Associated Press Modern Healthcare Illustration / Getty Images

As COVID-19 cases continue to climb in Oregon, some counties — most where less than half of the area’s adult population is vaccinated — are experiencing their highest hospitalization numbers during the pandemic.

Statewide coronavirus-related hospitalizations increased to 379 people on Tuesday, 39 more than the previous day. Some hospital officials, including those at Oregon Health & Science University, said they are postponing some surgeries that are not urgent, KOIN-TV reported Monday.

In addition, Oregon health officials reported 1,575 newly confirmed and presumptive COVID-19 cases on Tuesday, the most since early January.

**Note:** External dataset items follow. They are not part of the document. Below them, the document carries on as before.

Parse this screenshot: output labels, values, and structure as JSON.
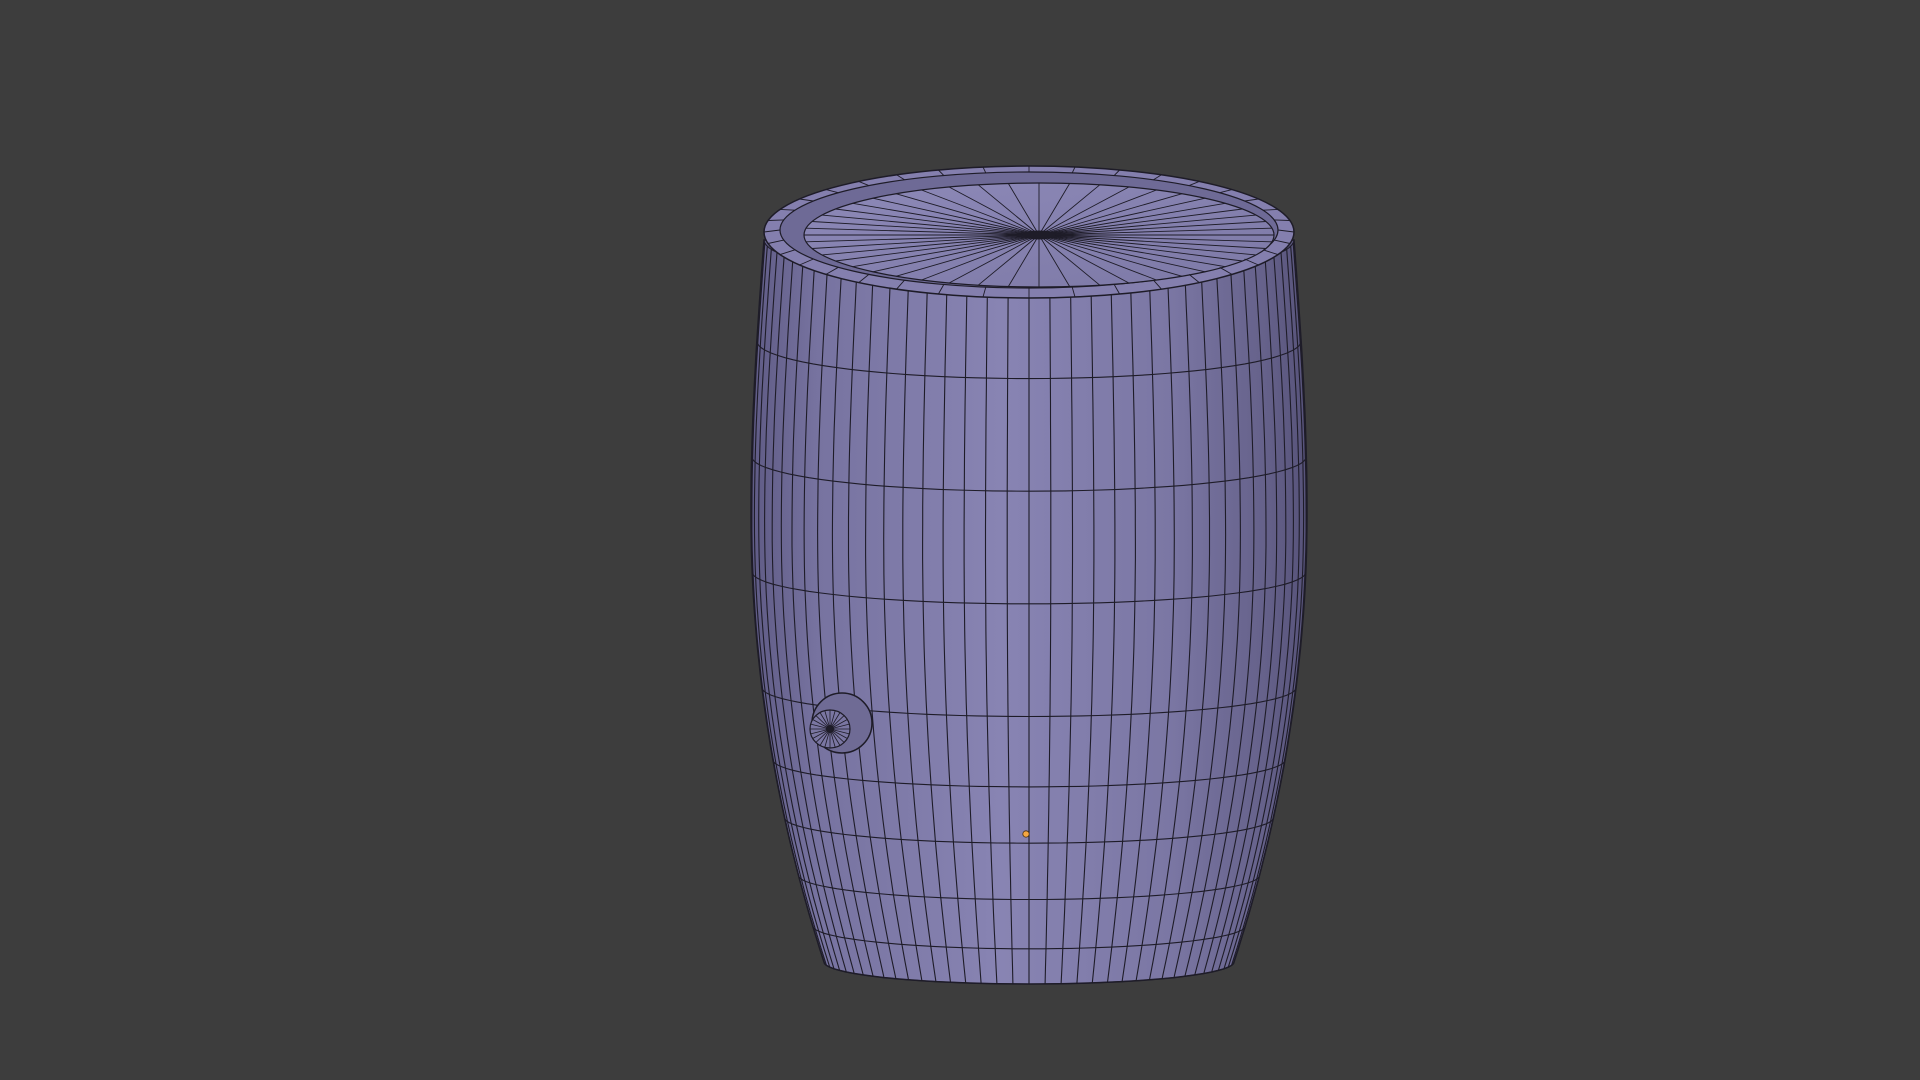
{
  "app": {
    "view": "3D Viewport",
    "shading": "solid-wireframe"
  },
  "scene": {
    "object": "barrel",
    "object_color": "#7f7aa8",
    "wire_color": "#1e1c28",
    "background_color": "#3d3d3d",
    "origin_color": "#f5a742",
    "icons": {
      "origin": "object-origin-icon",
      "tap": "barrel-tap-icon"
    }
  }
}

“The vaccines that we currently have available to us in Oregon, and across the United States, are highly effective at preventing hospitalizations and death from COVID-19,” Dr. Dean Sidelinger, the state epidemiologist, said Friday. “But that depends on people being vaccinated.”

About 29% of adults in Oregon are unvaccinated and more than 102,000 vaccine doses have been thrown away due to non-use. The impacts of the virus on unvaccinated people are apparent when looking at high-infection rates in counties with low-vaccination rates.

In the southwest hospital region, which includes Jackson and Josephine counties, between 49% and 55% of adults have been vaccinated. This week the region’s COVID-19 hospitalizations have reached an all time high for the area with 83 people. The previous record of coronavirus-related hospitalizations in the region was 69 in January.

In the eastern hospital region, which includes Baker, Malheur, Morrow, Umatilla, Union and Wallowa counties, between 38% and 58% of the adult population have been vaccinated. Hospitalizations in the region have reached a record high of 18 people, which was also reported in November.

Similar to the surge in hospitalizations during the winter, health officials said they are working with hospitals to increase their capacity limits.

“We have been having conversations with our hospital partners and our regional coalition about ways they can increase the capacity in hospitals,” Sidelinger said. “Much of that is happening with some delays of non-emergency procedures so that they can free up space and staff to care for folks with COVID-19 and other acute illnesses that come in.”

In an attempt to decrease transmission, Democratic Gov. Kate Brown announced last week that the state will require students and staff in K-12 schools to wear masks indoors this fall and that state employees, visitors or customers must wear masks in any indoor state agency regardless of their vaccination status.

The health authority made a statewide recommendation that people, vaccinated or not, wear masks while in indoor public spaces, but stopped short of reinstating an indoor mask mandate.

It is unclear whether coronavirus-related safety measures that were in place during previous surges will be reimplemented if cases and hospitalizations continue to increase.

Officials said that while “nothing is off the table” there is no “hardline” for if and when safety mandates would return.

“We know that people would like to move on from COVID-19 – but unfortunately it is here and it is a much more formidable foe right now than it has been for the last year and a half,” Sidelinger said. “But the tools that we have are also more formidable, so lets use them.”